Manning claimed that amounts to holding him without charges, since a court had not filed a petition for a probation violation.
“There’s no question there was a violation,” Manning said earlier in the fall, but argued Bjork could have been released “unless there’s a petition filed where a court says ‘arrest this man.’”
The case has been assigned to special prosecutor Gary Miles, said Josh Haberkornhalm, a St.
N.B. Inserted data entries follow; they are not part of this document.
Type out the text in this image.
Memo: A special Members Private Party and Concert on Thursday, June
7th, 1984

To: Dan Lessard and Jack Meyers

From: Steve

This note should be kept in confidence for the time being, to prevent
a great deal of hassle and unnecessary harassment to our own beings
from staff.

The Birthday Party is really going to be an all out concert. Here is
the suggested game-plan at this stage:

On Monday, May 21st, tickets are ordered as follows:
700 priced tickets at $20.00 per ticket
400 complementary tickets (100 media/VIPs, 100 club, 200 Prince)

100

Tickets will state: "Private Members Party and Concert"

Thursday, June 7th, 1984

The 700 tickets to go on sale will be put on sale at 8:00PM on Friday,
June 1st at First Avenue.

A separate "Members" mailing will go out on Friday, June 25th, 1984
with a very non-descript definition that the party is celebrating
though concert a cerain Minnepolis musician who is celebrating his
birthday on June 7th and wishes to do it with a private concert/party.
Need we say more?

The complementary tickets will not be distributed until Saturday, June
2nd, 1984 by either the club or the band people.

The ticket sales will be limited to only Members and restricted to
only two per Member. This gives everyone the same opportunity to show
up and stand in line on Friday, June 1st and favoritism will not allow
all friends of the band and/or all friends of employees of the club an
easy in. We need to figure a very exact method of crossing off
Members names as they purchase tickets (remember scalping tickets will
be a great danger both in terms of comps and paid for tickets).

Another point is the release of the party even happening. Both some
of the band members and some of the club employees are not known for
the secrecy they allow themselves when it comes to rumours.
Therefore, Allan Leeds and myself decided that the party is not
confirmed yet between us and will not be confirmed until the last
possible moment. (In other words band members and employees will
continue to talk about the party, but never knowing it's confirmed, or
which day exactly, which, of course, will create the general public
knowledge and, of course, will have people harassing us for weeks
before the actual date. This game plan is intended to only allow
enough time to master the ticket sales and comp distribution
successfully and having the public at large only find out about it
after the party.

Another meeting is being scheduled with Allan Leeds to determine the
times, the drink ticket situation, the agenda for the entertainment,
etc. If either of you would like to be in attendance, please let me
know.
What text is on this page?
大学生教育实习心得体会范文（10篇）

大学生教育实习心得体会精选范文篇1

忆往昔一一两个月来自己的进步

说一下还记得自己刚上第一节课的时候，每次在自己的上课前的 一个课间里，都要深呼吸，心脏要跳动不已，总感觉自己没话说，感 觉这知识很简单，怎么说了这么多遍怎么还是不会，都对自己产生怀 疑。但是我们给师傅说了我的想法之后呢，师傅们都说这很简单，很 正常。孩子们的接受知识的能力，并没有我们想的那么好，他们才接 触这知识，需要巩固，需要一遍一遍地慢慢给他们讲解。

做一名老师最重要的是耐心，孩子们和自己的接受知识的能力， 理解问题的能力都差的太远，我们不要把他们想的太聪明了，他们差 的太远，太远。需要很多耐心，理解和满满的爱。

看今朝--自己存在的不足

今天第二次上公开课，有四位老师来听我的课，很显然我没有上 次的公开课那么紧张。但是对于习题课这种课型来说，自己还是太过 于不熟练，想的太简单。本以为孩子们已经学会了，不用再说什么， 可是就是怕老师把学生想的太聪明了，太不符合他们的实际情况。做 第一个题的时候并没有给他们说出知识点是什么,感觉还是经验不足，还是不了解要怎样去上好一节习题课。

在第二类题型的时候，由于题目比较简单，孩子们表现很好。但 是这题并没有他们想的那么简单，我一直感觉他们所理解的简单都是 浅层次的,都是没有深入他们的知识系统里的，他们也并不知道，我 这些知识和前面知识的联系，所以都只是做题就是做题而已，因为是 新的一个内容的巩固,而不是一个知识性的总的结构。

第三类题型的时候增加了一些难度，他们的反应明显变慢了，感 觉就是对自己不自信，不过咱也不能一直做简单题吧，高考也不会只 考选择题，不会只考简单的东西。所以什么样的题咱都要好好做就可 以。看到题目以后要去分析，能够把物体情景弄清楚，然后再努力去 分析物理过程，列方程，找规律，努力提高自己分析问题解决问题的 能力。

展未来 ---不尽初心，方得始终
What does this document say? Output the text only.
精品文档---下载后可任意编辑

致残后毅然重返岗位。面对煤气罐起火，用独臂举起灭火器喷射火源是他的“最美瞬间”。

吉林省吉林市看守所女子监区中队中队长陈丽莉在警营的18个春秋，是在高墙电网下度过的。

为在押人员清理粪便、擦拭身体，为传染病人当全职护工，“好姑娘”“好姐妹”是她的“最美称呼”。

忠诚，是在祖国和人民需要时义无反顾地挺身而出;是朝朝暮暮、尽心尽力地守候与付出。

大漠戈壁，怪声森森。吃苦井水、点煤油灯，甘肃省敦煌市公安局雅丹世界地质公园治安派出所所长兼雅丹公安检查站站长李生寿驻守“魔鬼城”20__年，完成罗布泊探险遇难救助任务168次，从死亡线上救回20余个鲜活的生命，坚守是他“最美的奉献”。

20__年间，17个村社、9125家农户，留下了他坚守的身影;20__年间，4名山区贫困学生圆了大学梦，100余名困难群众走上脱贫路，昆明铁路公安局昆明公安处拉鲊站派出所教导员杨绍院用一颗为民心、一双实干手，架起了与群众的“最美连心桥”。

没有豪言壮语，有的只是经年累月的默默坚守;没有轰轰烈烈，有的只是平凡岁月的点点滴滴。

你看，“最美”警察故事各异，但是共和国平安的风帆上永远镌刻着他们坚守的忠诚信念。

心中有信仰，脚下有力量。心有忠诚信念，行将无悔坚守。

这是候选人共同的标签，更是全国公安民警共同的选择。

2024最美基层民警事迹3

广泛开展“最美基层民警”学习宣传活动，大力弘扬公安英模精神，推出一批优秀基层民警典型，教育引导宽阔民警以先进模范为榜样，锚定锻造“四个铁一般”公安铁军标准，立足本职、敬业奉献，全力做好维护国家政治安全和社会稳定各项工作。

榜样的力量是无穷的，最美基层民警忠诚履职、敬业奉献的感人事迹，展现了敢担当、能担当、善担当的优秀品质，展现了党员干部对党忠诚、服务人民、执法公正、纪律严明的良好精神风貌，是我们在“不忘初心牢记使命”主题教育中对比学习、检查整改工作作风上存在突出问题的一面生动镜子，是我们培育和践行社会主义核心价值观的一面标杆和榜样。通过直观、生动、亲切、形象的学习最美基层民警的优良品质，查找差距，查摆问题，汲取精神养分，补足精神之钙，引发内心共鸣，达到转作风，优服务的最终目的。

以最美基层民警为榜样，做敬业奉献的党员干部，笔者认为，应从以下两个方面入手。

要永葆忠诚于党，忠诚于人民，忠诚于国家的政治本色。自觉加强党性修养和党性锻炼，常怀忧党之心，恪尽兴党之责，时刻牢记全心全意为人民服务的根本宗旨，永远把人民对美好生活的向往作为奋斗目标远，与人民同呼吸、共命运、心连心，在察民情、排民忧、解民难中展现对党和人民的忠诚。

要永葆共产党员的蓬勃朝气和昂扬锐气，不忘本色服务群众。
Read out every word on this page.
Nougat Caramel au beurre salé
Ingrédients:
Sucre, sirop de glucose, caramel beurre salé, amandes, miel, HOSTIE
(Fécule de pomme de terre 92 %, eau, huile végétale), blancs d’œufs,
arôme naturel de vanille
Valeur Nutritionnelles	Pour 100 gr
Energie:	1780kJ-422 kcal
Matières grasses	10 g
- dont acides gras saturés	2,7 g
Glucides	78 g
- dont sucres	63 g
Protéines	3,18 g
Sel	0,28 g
Lawrence County assistant district attorney.
The ADA said during a suppression hearing, Bjork revealed that District Attorney Mary Rain had represented him in a felony criminal contempt case in 2010, when she was a defense attorney.
“If I had to cross examine him on prior conduct my boss had represented him on, that would create and appearance we had used information gleaned from his prior representation … a not good situation,” Haberkornhalm said during an Oct. 4 phone interview. “It’s just one of those things that came to light, no misconduct or anything. It’s just she happened to represent him … and it came out at the hearing.”